Marguerite watched Tina and Natalie leave, just shadows in the back of the police car. When the car turned onto a side street and disappeared from view, her gaze shifted.


The coroner had pronounced her father dead, finished his on-scene paperwork and now they were preparing a body bag to transport him. Soon she knew she would be asked what she wanted to do with him. His only living relative.


A blackness rose up in her, foul and putrid, like rot that had festered in a wound for so long it was going to drive her mad. Maybe it already had.


She started walking toward that body. Tyler was nearby, talking to Mac. The moment she moved, both men’s attention shifted to her. Since she had to move at a slow pace, they made it to her in several strides. She stopped, swaying, but when Tyler reached out she shook her head. “I’m fine. Your gun.” The syllables echoed strangely in her head, as if there were nothing else there. There was only this moment, just as all the philosophies she’d explored had taught her, the universal truths.


“What?”


“I want to borrow your gun.” She managed it this time in her most polite tearoom voice. “The large one.”
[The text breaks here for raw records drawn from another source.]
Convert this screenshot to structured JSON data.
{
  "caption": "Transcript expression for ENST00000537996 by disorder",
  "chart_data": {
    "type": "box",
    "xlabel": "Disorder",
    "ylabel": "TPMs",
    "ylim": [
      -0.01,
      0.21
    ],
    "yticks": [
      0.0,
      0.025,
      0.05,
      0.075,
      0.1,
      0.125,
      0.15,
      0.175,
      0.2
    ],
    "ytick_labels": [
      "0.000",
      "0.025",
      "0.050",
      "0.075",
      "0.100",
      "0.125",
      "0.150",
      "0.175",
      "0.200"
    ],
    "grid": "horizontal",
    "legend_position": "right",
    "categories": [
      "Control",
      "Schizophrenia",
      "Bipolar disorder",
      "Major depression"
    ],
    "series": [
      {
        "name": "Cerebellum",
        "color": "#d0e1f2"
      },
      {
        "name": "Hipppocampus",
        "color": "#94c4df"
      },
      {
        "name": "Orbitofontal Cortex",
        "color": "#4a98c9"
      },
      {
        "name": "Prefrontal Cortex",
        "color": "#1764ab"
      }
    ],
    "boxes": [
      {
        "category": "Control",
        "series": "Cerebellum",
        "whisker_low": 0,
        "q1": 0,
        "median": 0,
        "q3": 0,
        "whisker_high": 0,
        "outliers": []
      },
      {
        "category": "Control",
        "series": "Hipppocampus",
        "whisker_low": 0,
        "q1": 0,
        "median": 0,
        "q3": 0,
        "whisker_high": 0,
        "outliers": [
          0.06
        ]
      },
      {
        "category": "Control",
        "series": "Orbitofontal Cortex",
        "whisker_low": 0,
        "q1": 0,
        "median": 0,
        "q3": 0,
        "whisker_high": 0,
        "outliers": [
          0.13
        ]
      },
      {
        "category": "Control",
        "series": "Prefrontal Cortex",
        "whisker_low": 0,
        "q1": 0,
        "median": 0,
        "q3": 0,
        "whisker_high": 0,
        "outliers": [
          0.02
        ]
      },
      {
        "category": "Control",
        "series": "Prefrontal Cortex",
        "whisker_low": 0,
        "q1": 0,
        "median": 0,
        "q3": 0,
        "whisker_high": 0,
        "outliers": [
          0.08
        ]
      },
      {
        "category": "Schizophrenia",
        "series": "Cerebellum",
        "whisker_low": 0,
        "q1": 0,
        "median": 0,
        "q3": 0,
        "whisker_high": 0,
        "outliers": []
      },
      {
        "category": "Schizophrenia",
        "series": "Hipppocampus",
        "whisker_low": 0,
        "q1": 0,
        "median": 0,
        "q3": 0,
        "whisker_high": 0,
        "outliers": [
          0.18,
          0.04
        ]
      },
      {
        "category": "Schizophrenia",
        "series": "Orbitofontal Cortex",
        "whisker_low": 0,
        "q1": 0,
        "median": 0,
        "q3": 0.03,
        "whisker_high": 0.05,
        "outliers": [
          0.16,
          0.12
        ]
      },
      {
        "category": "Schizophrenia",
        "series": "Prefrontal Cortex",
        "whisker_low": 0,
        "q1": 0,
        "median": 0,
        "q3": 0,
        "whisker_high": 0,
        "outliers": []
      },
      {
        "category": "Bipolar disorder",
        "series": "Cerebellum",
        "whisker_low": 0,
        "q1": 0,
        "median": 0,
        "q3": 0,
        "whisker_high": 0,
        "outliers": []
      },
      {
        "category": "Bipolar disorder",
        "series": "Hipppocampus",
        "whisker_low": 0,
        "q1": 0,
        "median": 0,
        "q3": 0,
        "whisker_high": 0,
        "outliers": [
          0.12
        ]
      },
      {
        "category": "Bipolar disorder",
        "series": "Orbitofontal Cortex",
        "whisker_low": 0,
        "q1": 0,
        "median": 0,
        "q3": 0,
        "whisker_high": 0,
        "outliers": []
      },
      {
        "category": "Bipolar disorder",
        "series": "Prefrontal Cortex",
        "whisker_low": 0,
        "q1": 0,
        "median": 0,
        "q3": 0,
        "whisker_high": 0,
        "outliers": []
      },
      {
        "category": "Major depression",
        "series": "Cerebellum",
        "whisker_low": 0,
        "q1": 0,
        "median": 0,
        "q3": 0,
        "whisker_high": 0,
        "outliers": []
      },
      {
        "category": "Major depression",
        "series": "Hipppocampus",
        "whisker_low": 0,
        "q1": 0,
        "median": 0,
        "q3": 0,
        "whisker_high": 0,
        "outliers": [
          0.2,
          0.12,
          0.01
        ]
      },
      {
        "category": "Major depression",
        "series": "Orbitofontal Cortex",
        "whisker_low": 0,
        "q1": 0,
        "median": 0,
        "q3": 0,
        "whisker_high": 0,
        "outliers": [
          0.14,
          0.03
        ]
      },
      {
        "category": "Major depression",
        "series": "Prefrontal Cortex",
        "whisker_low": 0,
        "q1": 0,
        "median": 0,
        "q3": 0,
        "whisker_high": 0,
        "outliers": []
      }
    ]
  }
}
She couldn’t form the words to explain, could only hope by the expression in her eyes she was conveying what she was after. That the unusual ability he had to understand the breadth and depth of her, places she’d been unable to go herself, would be there. Her gaze shifted to her father’s body and then back to him.


“Mac.” Tyler turned to the other man, who was frowning. “I think I understand what she wants. The coroner’s already pronounced him dead and he’s about to go to the morgue. Can you tell your men it’s okay? Please?” Mac’s attention moved between them, to the dead man, back to Marguerite. She simply waited.


“You owe me for the paperwork,” he muttered to Tyler. “Mountains of it. And a job if they fire me. Wait right here.”


He turned, went to the other officers on scene, spoke to them. After a few moments of deliberation, of raised eyebrows and raised voices, he glanced over his shoulder, nodded.


Tyler gave her the Desert Eagle, butt first. “Do you remember how to use it?” She nodded. She felt all their eyes on her as she turned, walked across the crime scene toward the being who had spawned her. Who had nearly destroyed her mind but not quite, thanks to good friends, the strength that she had found in herself and Tyler.


Especially Tyler.


“It has a heavy kick,” he reminded her. He’d stayed right with her, just a step behind, protecting her back. She closed her eyes a moment, then slowly opened them, fixed them on her father.


Impassively she observed how death had frozen the monstrous features into permanence. He’d soiled himself, a fragility even he had not been able to escape. It would have been her all those years ago if not for David’s arms around her, his body beneath her to take the force of the concrete. Just as Tyler had done, he’d been there to catch her as she fell. David, Tyler and Mac. A monster of a father should have destroyed her faith in men according to any psychological textbook, but men like that had broken the theory, stole its power.